Quando ci siamo salutati a Forlì, Roberto Bulgarelli e gli amici di CASTelevision mi avevano detto: “Vieni Wenner, non Te ne pentirai”.
Come lasciar cadere nel vuoto un invito del genere, peraltro in una giornata per me non lavorativa, che mi avrebbe consentito di assistere, per intero, alle (infinite) operazioni di allestimento dell’impianto in vista della diretta televisiva.
Arrivo al PalaWanny di Scandicci poco dopo le 16, cioè quattro ore e mezzo prima dell’orario in cui l’internazionale, ostunense di nascita, Armando Simbari, con il proprio fischietto, avrebbe dovuto dare inizio alle ostilità.
Arrivo in concomitanza con la squadra di CASTelevision, cui era affidata la produzione televisiva dell’incontro (e, aggiungo io, della intera serie).
Il palazzetto dello sport è letteralmente vuoto: ho il privilegio di essere uno dei primi a mettere piede dentro l’impianto, quell’impianto che, di lì a qualche ora, si sarebbe trasformato in una bolgia grazie ai 3500 spettatori presenti.

Non ho nemmeno il tempo di finire di ammirare il fascino vuoto dell’arena, che gli amici di CASTelevision sono già all’opera: ognuno con il proprio ruolo, ognuno a fare quella cosa che aveva fatto 72 ore prima al PalaVerde di Treviso (ed altre n volte nel corso della stagione sportiva e delle rispettive carriere), vale a dire iniziare a stendere i cavi, quei cavi che avrebbero portato le immagini e i suoni nei teleschermi di diverse centinaia di migliaia di persone.

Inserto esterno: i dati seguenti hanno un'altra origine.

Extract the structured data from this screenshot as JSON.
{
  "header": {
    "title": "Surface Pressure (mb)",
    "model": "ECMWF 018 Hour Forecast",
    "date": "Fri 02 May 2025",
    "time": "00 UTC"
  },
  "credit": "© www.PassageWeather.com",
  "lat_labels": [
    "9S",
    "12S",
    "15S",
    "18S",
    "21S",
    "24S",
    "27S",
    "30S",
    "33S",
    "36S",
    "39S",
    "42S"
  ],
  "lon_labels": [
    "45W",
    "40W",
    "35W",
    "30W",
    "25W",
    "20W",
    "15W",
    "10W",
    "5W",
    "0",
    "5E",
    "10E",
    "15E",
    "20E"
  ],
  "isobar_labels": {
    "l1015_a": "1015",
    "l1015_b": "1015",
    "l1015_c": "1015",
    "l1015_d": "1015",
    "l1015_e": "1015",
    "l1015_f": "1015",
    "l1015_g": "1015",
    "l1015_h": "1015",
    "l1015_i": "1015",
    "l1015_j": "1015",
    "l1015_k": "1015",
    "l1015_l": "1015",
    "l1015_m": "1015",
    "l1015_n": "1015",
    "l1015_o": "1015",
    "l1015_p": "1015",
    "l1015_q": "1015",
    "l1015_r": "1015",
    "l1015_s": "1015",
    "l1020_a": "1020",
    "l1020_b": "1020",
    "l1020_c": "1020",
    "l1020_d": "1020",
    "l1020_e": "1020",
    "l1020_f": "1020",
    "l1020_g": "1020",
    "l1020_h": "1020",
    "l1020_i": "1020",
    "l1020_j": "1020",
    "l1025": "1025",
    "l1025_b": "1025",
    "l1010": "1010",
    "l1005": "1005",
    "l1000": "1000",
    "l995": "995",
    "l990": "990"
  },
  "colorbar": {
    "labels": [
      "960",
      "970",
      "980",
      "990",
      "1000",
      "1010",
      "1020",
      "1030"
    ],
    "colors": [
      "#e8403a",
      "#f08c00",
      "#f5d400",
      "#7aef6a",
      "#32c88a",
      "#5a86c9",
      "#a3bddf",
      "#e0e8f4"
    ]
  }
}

Quell’attività fondamentale per la buona riuscita di una produzione televisiva, la cui importanza, purtroppo, non viene percepita dal pubblico a casa, in quanto la stessa, molto spesso, viene data per scontata: nell’immaginario collettivo si pensa, ad esempio, che ci siano soltanto le telecamere e i microfoni da collegare, ma non si ha idea che questi collegamenti rappresentano solo uno degli ultimi tasselli di una catena molto più lunga, articolata e complessa.
Nelle ore che precedono l’inizio della trasmissione in diretta, infatti, vanno calati diverse centinaia di metri (forse qualche chilometro) di cavi, in maniera ordinata tra loro, in modo che non si vedano, in maniera tale da rispettare le norme di sicurezza, ricoprendoli con appositi materiali per evitare che gli stessi vengano calpestati dagli atleti o dal pubblico, sì da precludere l’utilizzo nel corso della gara della camera o del microfono ad essi collegato.
Ogni singolo cavo (che servirà per alimentare un qualcosa ovvero per far arrivare un segnale, video, audio o dati) va portato fino a un determinato punto ben preciso dell’impianto al fine di rendere successivamente possibile il collegamento di una telecamera, di un microfono, di una cuffia, oppure ancora del monitor che verrà utilizzato da un telecronista per commentare la partita, cercando, per quanto possibile, di esaudire le richieste di ciascuno di loro.
Una volta distesi tutti i cavi, poi, occorre curare gli esatti collegamenti, affinché tutto arrivi in maniera precisa nella bagagliera del van che curerà la regia.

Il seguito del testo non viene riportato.